Spain may not be one of the leading economies in Europe, however, culturally speaking they have produced some of the best artists in the last century. Antoni Gaudí was one of them. Born in Riudoms in 1852, Gaudí would create some of Barcelona’s most iconic buildings and become one of the most influential architects of all time. Young Gaudí moved to the capital of Catalonia when he was just 16 to pursuit a career in architecture. The story goes that when Gaudí completed his degree, his teacher said: “We have given this academic title either to a fool or a genius. Time will show.” Gaudí proved his teacher right by living up to the prophecy and allowing time to declare him the genius we admire today. He is the epitome of the city and his works feature on any travel guide so if you’re headed to Barcelona, here are our suggestions:
The Lampposts of Plaça Reial
Located in the heart of the Gothic Quarter, the lampposts of Plaça Reial, were Gaudi’s first commissioned work. The architect believed that lampposts of this sort were extremely important, particularly in Mediterranean cities so that people could gather at night during the summer months. The lampposts blend perfectly with the neoclassical façade as well as the palm trees that add a certain tropical look to the square. Although these may not be one of Gaudi’s most important works, they are certainly a good example of the architect’s creative mind.
On number 43 of the Passeig de Gràcia you will find Casa Batlló, a modernist building erected in 1877 which was later renovated by Antoni Gaudí. The Casa Batlló is covered in what the Catalan people call trencadís, the broken ceramic tiles which became the architect’s trademark. Experts say that Gaudí redesigned the building according to the legend of Saint George and the Dragon. You will find several motifs alluding to the tale such as roof which resembles the mythical creature and the sword of Saint George also to be found near the top. From June to September the Casa Batlló runs the Magical Nights Festival on the Dragon Roof Terrace, with drinks, live music and art, all combined in one place.
Casa Milà (La Pedrera)
Just a few blocks up the road, more precisely on number 92 sits La Pedrera, or Casa Milà if you prefer, one of Gaudí’s most iconic buildings. This amazing structure was built in 1906 and by the time it was finished, most people disapproved. This type of response was certainly an indicator that Gaudí was delivering something completely new breaking with old traditions and established conventions. The building is remarkably bizarre with a wave shaped façade, tree like columns and floral ornaments that rise all the way to the logically impossible rooftop overlooking the avenue. Definitely not to be missed.

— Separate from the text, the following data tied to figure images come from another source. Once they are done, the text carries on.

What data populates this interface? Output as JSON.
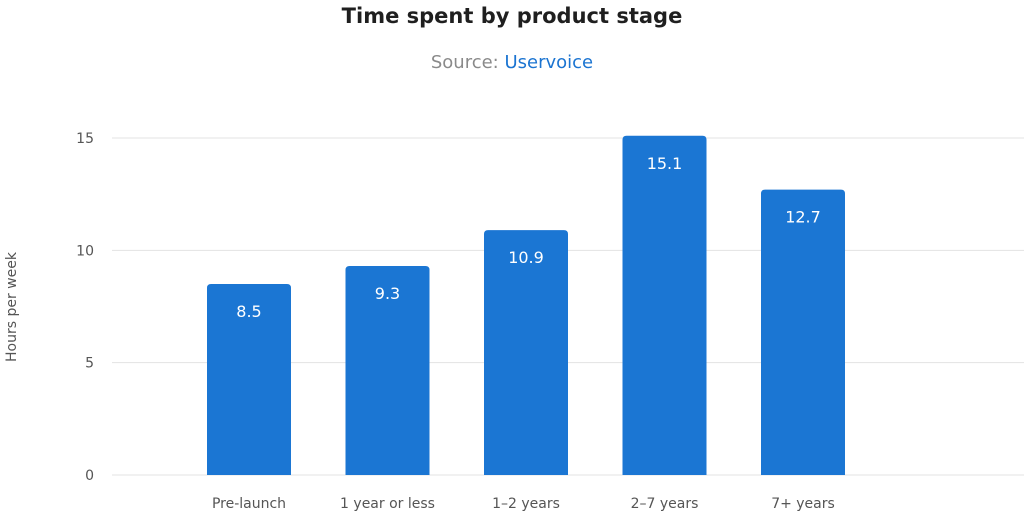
{
  "chart_data": {
    "type": "bar",
    "title": "Time spent by product stage",
    "subtitle_prefix": "Source:",
    "subtitle_source": "Uservoice",
    "ylabel": "Hours per week",
    "xlabel": "",
    "ylim": [
      0,
      15.8
    ],
    "yticks": [
      0,
      5,
      10,
      15
    ],
    "categories": [
      "Pre-launch",
      "1 year or less",
      "1–2 years",
      "2–7 years",
      "7+ years"
    ],
    "values": [
      8.5,
      9.3,
      10.9,
      15.1,
      12.7
    ],
    "value_labels": [
      "8.5",
      "9.3",
      "10.9",
      "15.1",
      "12.7"
    ],
    "grid": true,
    "legend": "none",
    "bar_color": "#1b76d3",
    "accent_color": "#1b74d1"
  }
}
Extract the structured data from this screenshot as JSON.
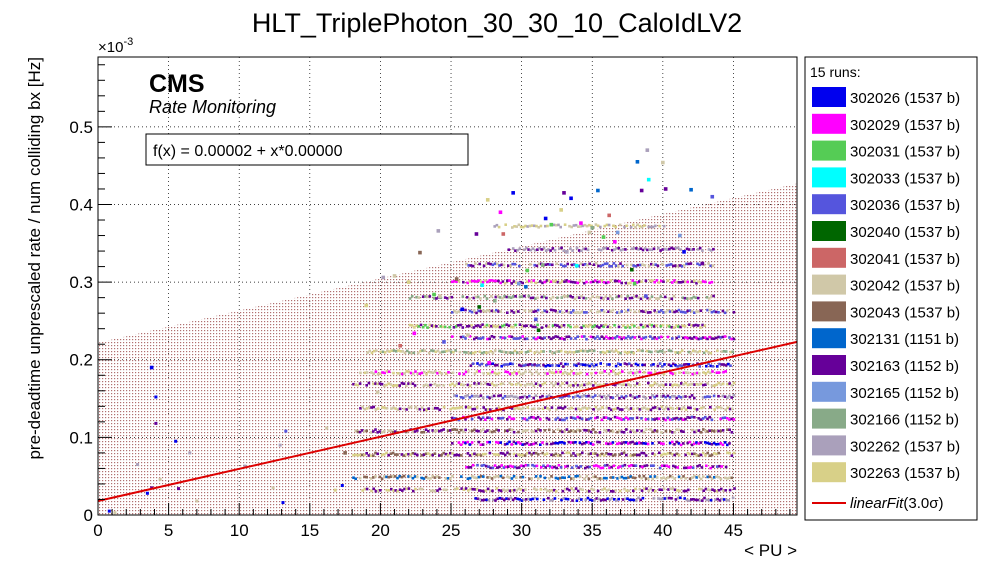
{
  "chart_data": {
    "type": "scatter",
    "title": "HLT_TriplePhoton_30_30_10_CaloIdLV2",
    "xlabel": "< PU >",
    "ylabel": "pre-deadtime unprescaled rate / num colliding bx [Hz]",
    "y_multiplier": "×10",
    "y_multiplier_exp": "-3",
    "xlim": [
      0,
      49.5
    ],
    "ylim": [
      0,
      0.59
    ],
    "x_ticks": [
      0,
      5,
      10,
      15,
      20,
      25,
      30,
      35,
      40,
      45
    ],
    "x_tick_labels": [
      "0",
      "5",
      "10",
      "15",
      "20",
      "25",
      "30",
      "35",
      "40",
      "45"
    ],
    "y_ticks": [
      0,
      0.1,
      0.2,
      0.3,
      0.4,
      0.5
    ],
    "y_tick_labels": [
      "0",
      "0.1",
      "0.2",
      "0.3",
      "0.4",
      "0.5"
    ],
    "grid": true,
    "legend_position": "right",
    "legend_header": "15 runs:",
    "cms_label": "CMS",
    "cms_sublabel": "Rate Monitoring",
    "fit_label": "f(x) = 0.00002 + x*0.00000",
    "fit": {
      "name": "linearFit(3.0σ)",
      "label_main": "linearFit",
      "label_sigma": "(3.0σ)",
      "color": "#dd0000",
      "points": [
        [
          0,
          0.018
        ],
        [
          49.5,
          0.223
        ]
      ]
    },
    "band": {
      "color": "#b07070",
      "upper": [
        [
          0,
          0.222
        ],
        [
          49.5,
          0.427
        ]
      ],
      "lower": [
        [
          0,
          0
        ],
        [
          49.5,
          0
        ]
      ]
    },
    "series": [
      {
        "name": "302026",
        "label": "302026 (1537 b)",
        "color": "#0000ee",
        "points": [
          [
            29.4,
            0.415
          ],
          [
            33.5,
            0.408
          ],
          [
            3.8,
            0.19
          ],
          [
            31.7,
            0.382
          ],
          [
            41.5,
            0.339
          ],
          [
            25.8,
            0.265
          ]
        ]
      },
      {
        "name": "302029",
        "label": "302029 (1537 b)",
        "color": "#ff00ff",
        "points": [
          [
            28.5,
            0.39
          ],
          [
            34.2,
            0.376
          ],
          [
            36.6,
            0.352
          ],
          [
            22.4,
            0.234
          ],
          [
            27.7,
            0.196
          ]
        ]
      },
      {
        "name": "302031",
        "label": "302031 (1537 b)",
        "color": "#55cc55",
        "points": [
          [
            32.1,
            0.374
          ],
          [
            35.8,
            0.358
          ],
          [
            30.4,
            0.315
          ],
          [
            23.8,
            0.284
          ],
          [
            38.0,
            0.298
          ]
        ]
      },
      {
        "name": "302033",
        "label": "302033 (1537 b)",
        "color": "#00ffff",
        "points": [
          [
            39.0,
            0.432
          ],
          [
            27.2,
            0.296
          ],
          [
            33.9,
            0.321
          ]
        ]
      },
      {
        "name": "302036",
        "label": "302036 (1537 b)",
        "color": "#5555dd",
        "points": [
          [
            43.5,
            0.41
          ],
          [
            24.5,
            0.223
          ],
          [
            31.0,
            0.252
          ],
          [
            38.8,
            0.282
          ]
        ]
      },
      {
        "name": "302040",
        "label": "302040 (1537 b)",
        "color": "#006600",
        "points": [
          [
            31.2,
            0.238
          ],
          [
            37.8,
            0.316
          ],
          [
            27.0,
            0.268
          ]
        ]
      },
      {
        "name": "302041",
        "label": "302041 (1537 b)",
        "color": "#cc6666",
        "points": [
          [
            28.7,
            0.362
          ],
          [
            36.2,
            0.386
          ],
          [
            21.4,
            0.218
          ]
        ]
      },
      {
        "name": "302042",
        "label": "302042 (1537 b)",
        "color": "#d0c8a8",
        "points": [
          [
            40.0,
            0.454
          ],
          [
            34.8,
            0.364
          ],
          [
            19.8,
            0.158
          ],
          [
            21.0,
            0.308
          ],
          [
            24.2,
            0.282
          ],
          [
            26.2,
            0.232
          ]
        ]
      },
      {
        "name": "302043",
        "label": "302043 (1537 b)",
        "color": "#886655",
        "points": [
          [
            17.5,
            0.08
          ],
          [
            22.8,
            0.338
          ],
          [
            25.4,
            0.304
          ]
        ]
      },
      {
        "name": "302131",
        "label": "302131 (1151 b)",
        "color": "#0066cc",
        "points": [
          [
            38.2,
            0.455
          ],
          [
            42.0,
            0.419
          ],
          [
            35.4,
            0.418
          ],
          [
            30.3,
            0.294
          ]
        ]
      },
      {
        "name": "302163",
        "label": "302163 (1152 b)",
        "color": "#660099",
        "points": [
          [
            33.0,
            0.415
          ],
          [
            38.5,
            0.418
          ],
          [
            40.2,
            0.42
          ],
          [
            42.8,
            0.324
          ],
          [
            26.8,
            0.362
          ]
        ]
      },
      {
        "name": "302165",
        "label": "302165 (1152 b)",
        "color": "#7799dd",
        "points": [
          [
            36.8,
            0.364
          ],
          [
            29.8,
            0.298
          ],
          [
            41.2,
            0.36
          ]
        ]
      },
      {
        "name": "302166",
        "label": "302166 (1152 b)",
        "color": "#88aa88",
        "points": [
          [
            35.0,
            0.37
          ],
          [
            31.5,
            0.322
          ],
          [
            28.1,
            0.276
          ]
        ]
      },
      {
        "name": "302262",
        "label": "302262 (1537 b)",
        "color": "#aaa0bb",
        "points": [
          [
            38.9,
            0.47
          ],
          [
            24.1,
            0.366
          ],
          [
            33.2,
            0.339
          ],
          [
            20.2,
            0.306
          ]
        ]
      },
      {
        "name": "302263",
        "label": "302263 (1537 b)",
        "color": "#d8d088",
        "points": [
          [
            27.6,
            0.406
          ],
          [
            32.8,
            0.393
          ],
          [
            22.0,
            0.3
          ],
          [
            19.0,
            0.27
          ]
        ]
      }
    ],
    "bands_hint": [
      {
        "y": 0.02,
        "x0": 26.5,
        "x1": 45,
        "colors": [
          "#0000ee",
          "#660099",
          "#aaa0bb"
        ]
      },
      {
        "y": 0.032,
        "x0": 18.5,
        "x1": 45,
        "colors": [
          "#d8d088",
          "#d0c8a8",
          "#660099"
        ]
      },
      {
        "y": 0.048,
        "x0": 18,
        "x1": 44.8,
        "colors": [
          "#886655",
          "#d0c8a8",
          "#0066cc"
        ]
      },
      {
        "y": 0.062,
        "x0": 26,
        "x1": 44.5,
        "colors": [
          "#660099",
          "#5555dd",
          "#ff00ff"
        ]
      },
      {
        "y": 0.078,
        "x0": 18,
        "x1": 45,
        "colors": [
          "#d8d088",
          "#886655",
          "#660099"
        ]
      },
      {
        "y": 0.092,
        "x0": 25,
        "x1": 44.8,
        "colors": [
          "#660099",
          "#ff00ff",
          "#0000ee"
        ]
      },
      {
        "y": 0.108,
        "x0": 18,
        "x1": 45,
        "colors": [
          "#d0c8a8",
          "#886655",
          "#660099"
        ]
      },
      {
        "y": 0.124,
        "x0": 25,
        "x1": 45,
        "colors": [
          "#660099",
          "#ff00ff",
          "#5555dd"
        ]
      },
      {
        "y": 0.137,
        "x0": 18.5,
        "x1": 45,
        "colors": [
          "#d8d088",
          "#d0c8a8",
          "#660099"
        ]
      },
      {
        "y": 0.152,
        "x0": 25,
        "x1": 45,
        "colors": [
          "#660099",
          "#5555dd",
          "#aaa0bb"
        ]
      },
      {
        "y": 0.168,
        "x0": 18,
        "x1": 45,
        "colors": [
          "#d0c8a8",
          "#d8d088",
          "#660099"
        ]
      },
      {
        "y": 0.183,
        "x0": 18.5,
        "x1": 44.5,
        "colors": [
          "#d8d088",
          "#d0c8a8",
          "#ff00ff"
        ]
      },
      {
        "y": 0.193,
        "x0": 26,
        "x1": 44.8,
        "colors": [
          "#660099",
          "#5555dd",
          "#0000ee"
        ]
      },
      {
        "y": 0.21,
        "x0": 19,
        "x1": 45,
        "colors": [
          "#d0c8a8",
          "#d8d088",
          "#88aa88"
        ]
      },
      {
        "y": 0.228,
        "x0": 25,
        "x1": 45,
        "colors": [
          "#660099",
          "#ff00ff",
          "#5555dd"
        ]
      },
      {
        "y": 0.243,
        "x0": 22,
        "x1": 43,
        "colors": [
          "#d8d088",
          "#660099",
          "#55cc55"
        ]
      },
      {
        "y": 0.262,
        "x0": 25,
        "x1": 45,
        "colors": [
          "#660099",
          "#d0c8a8",
          "#5555dd"
        ]
      },
      {
        "y": 0.28,
        "x0": 22,
        "x1": 43.5,
        "colors": [
          "#d0c8a8",
          "#660099",
          "#88aa88"
        ]
      },
      {
        "y": 0.3,
        "x0": 25,
        "x1": 43.5,
        "colors": [
          "#660099",
          "#ff00ff",
          "#d8d088"
        ]
      },
      {
        "y": 0.322,
        "x0": 26,
        "x1": 43.5,
        "colors": [
          "#660099",
          "#5555dd",
          "#d0c8a8"
        ]
      },
      {
        "y": 0.342,
        "x0": 29,
        "x1": 43.5,
        "colors": [
          "#660099",
          "#aaa0bb"
        ]
      },
      {
        "y": 0.372,
        "x0": 28,
        "x1": 40,
        "colors": [
          "#aaa0bb",
          "#d0c8a8",
          "#d8d088"
        ]
      }
    ],
    "sparse_low": [
      [
        0.8,
        0.005,
        "#0000ee"
      ],
      [
        1.2,
        0.003,
        "#d0c8a8"
      ],
      [
        3.5,
        0.028,
        "#0000ee"
      ],
      [
        3.8,
        0.035,
        "#660099"
      ],
      [
        4.1,
        0.152,
        "#0000ee"
      ],
      [
        4.1,
        0.118,
        "#660099"
      ],
      [
        5.5,
        0.095,
        "#0000ee"
      ],
      [
        5.7,
        0.034,
        "#660099"
      ],
      [
        4.4,
        0.046,
        "#d0c8a8"
      ],
      [
        2.8,
        0.065,
        "#aaa0bb"
      ],
      [
        6.5,
        0.08,
        "#aaa0bb"
      ],
      [
        10.4,
        0.063,
        "#aaa0bb"
      ],
      [
        12.4,
        0.035,
        "#d0c8a8"
      ],
      [
        13.1,
        0.016,
        "#0000ee"
      ],
      [
        12.9,
        0.09,
        "#aaa0bb"
      ],
      [
        16.2,
        0.112,
        "#d0c8a8"
      ],
      [
        17.3,
        0.038,
        "#0000ee"
      ],
      [
        16.8,
        0.032,
        "#d8d088"
      ],
      [
        13.3,
        0.108,
        "#5555dd"
      ],
      [
        7.0,
        0.018,
        "#d0c8a8"
      ]
    ]
  }
}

Located on the north part of the city, Park Güell is another example of Gaudi’s naturalistic influences. The park was commissioned by a wealthy industrialist named Eusebi Güell and it was built between 1900 and 1914. At the entrance you will find the famous salamander, a symbol of the city also known as el drac, and once you get to the terrace, you will be rewarded with magnificent views of Montjuic, the Sagrada Família and the Mapfre Tower. The wave shaped seating is also one of the park’s highlights, covered in thousands of trencadís, the colourful mosaic shards. Gaudí himself lived in a house inside the park which would later become The Gaudí House Museum where many of his original works are displayed.
At the Carrer de les Carolines you will find Casa Vicens which was commissioned by Manuel Vicens in 1878. Gaudí kept reinvented himself to create his own style, mixing Moorish and Art Nouveau, using different types of materials such as tiles and iron to create unique works of art. This house was purchased by a private company which is planning to open it to the public in the end of 2016, although dates are not yet confirmed.
Gaudí left his project unfinished when he was fatally hit by a passing tram. The construction began in 1882 and after more than 100 years, is still ongoing. The Sagrada Família has sparked more controversy than any other building in the city of Barcelona. George Orwell, the famous English author said that it was one of the “most hideous buildings” he had ever seen. Salvador Dali, another artist emerged from Catalonia described it as “terrifying and edible beauty”. The Sagrada Família mixes Gothic, Art Nouveau and Gaudí’s naturalistic influences. His work on the Nativity façade is listed under the UNESCO World Heritage Sites and remains his most famous work.
So have fun and make the most out of your Barcelona experience. If you wish to find out more about Gaudí and the city of Barcelona, we would like to recommend the following:
Books: Gaudí: una novela
Written by Spanish author Mario Lacruz
A fictional work loosely based on Gaudi’s life by spanish author Mario Lacruz.
(2004, Barcelona, ediciones B, colección Ficcionario, No. 223)
Books: Gaudí: The Complete Buildings
The complete works of Antoni Gaudí with text and large illustrations.
Author: Rainer Zerbst
Films: L’Auberge Espagnole (Pot Luck)
A Spanish and French production that follows the life of graduate student Xavier who travels to Barcelona for a life changing experience.
Starring Audrey Tatou and Romain Duris. Written and directed by Cédric Klapisch.